COMPARISON OF ABOVE THREE PROBING:

  • Open addressing is a collision handling technique used in hashing where, when a collision occurs (i.e., when two or more keys map to the same slot), the algorithm looks for another empty slot in the hash table to store the collided key.
  • In linear probing, the algorithm simply looks for the next available slot in the hash table and places the collided key there. If that slot is also occupied, the algorithm continues searching for the next available slot until an empty slot is found. This process is repeated until all collided keys have been stored. Linear probing has the best cache performance but suffers from clustering. One more advantage of Linear probing is easy to compute. 

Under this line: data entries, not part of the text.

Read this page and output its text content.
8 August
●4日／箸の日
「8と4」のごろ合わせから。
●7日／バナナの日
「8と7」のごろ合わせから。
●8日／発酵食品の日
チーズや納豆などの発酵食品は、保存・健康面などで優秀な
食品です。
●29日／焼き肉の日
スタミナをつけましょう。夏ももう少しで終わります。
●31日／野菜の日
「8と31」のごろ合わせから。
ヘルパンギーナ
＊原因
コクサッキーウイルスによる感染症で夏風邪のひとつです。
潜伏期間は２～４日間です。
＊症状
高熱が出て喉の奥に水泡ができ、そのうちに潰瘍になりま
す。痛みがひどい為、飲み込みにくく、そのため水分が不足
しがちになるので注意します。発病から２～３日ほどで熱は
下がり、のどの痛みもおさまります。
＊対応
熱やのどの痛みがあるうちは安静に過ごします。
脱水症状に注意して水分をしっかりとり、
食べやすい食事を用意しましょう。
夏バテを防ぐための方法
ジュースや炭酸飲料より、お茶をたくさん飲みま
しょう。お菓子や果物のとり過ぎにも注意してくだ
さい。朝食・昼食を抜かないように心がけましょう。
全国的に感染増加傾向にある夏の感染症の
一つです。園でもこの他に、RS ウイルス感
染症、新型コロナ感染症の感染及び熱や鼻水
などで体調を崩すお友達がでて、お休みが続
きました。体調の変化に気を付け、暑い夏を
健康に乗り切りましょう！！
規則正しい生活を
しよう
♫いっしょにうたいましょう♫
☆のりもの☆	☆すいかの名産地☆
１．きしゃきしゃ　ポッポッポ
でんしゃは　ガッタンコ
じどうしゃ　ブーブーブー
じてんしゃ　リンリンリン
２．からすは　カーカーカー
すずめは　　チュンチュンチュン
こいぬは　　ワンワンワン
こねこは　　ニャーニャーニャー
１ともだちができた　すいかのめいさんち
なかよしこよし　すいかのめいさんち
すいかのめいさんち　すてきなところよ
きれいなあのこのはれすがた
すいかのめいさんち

  • In quadratic probing, the algorithm searches for slots in a more spaced-out manner. When a collision occurs, the algorithm looks for the next slot using an equation that involves the original hash value and a quadratic function. If that slot is also occupied, the algorithm increments the value of the quadratic function and tries again. This process is repeated until an empty slot is found. Quadratic probing lies between the two in terms of cache performance and clustering. 

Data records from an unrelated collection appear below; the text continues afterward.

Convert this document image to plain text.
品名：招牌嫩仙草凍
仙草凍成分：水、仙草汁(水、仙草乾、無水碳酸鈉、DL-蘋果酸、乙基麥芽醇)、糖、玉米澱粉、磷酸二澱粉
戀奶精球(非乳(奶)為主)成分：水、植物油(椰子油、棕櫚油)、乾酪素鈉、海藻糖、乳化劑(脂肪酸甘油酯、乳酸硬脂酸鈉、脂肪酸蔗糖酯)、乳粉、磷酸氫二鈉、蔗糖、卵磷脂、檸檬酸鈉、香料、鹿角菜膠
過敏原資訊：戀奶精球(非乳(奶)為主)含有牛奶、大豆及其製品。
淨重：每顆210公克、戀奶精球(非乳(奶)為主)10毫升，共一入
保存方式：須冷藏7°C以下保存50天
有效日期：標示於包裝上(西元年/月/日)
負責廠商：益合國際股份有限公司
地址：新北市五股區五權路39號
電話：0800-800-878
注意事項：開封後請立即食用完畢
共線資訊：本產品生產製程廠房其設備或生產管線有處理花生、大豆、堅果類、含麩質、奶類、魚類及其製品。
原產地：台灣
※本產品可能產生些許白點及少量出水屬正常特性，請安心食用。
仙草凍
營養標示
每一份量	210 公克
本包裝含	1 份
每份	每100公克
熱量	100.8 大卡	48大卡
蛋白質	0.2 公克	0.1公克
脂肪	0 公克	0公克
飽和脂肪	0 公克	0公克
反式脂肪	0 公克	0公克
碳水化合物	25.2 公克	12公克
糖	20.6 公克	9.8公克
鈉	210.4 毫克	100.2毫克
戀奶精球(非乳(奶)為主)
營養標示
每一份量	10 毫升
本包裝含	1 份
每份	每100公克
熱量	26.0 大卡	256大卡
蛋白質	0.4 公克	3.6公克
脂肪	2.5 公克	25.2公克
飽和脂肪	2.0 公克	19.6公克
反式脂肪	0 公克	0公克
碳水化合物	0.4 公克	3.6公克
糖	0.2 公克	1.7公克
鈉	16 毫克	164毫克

  • In double hashing, the algorithm uses a second hash function to determine the next slot to check when a collision occurs. The algorithm calculates a hash value using the original hash function, then uses the second hash function to calculate an offset. The algorithm then checks the slot that is the sum of the original hash value and the offset. If that slot is occupied, the algorithm increments the offset and tries again. This process is repeated until an empty slot is found.  Double hashing has poor cache performance but no clustering. Double hashing requires more computation time as two hash functions need to be computed.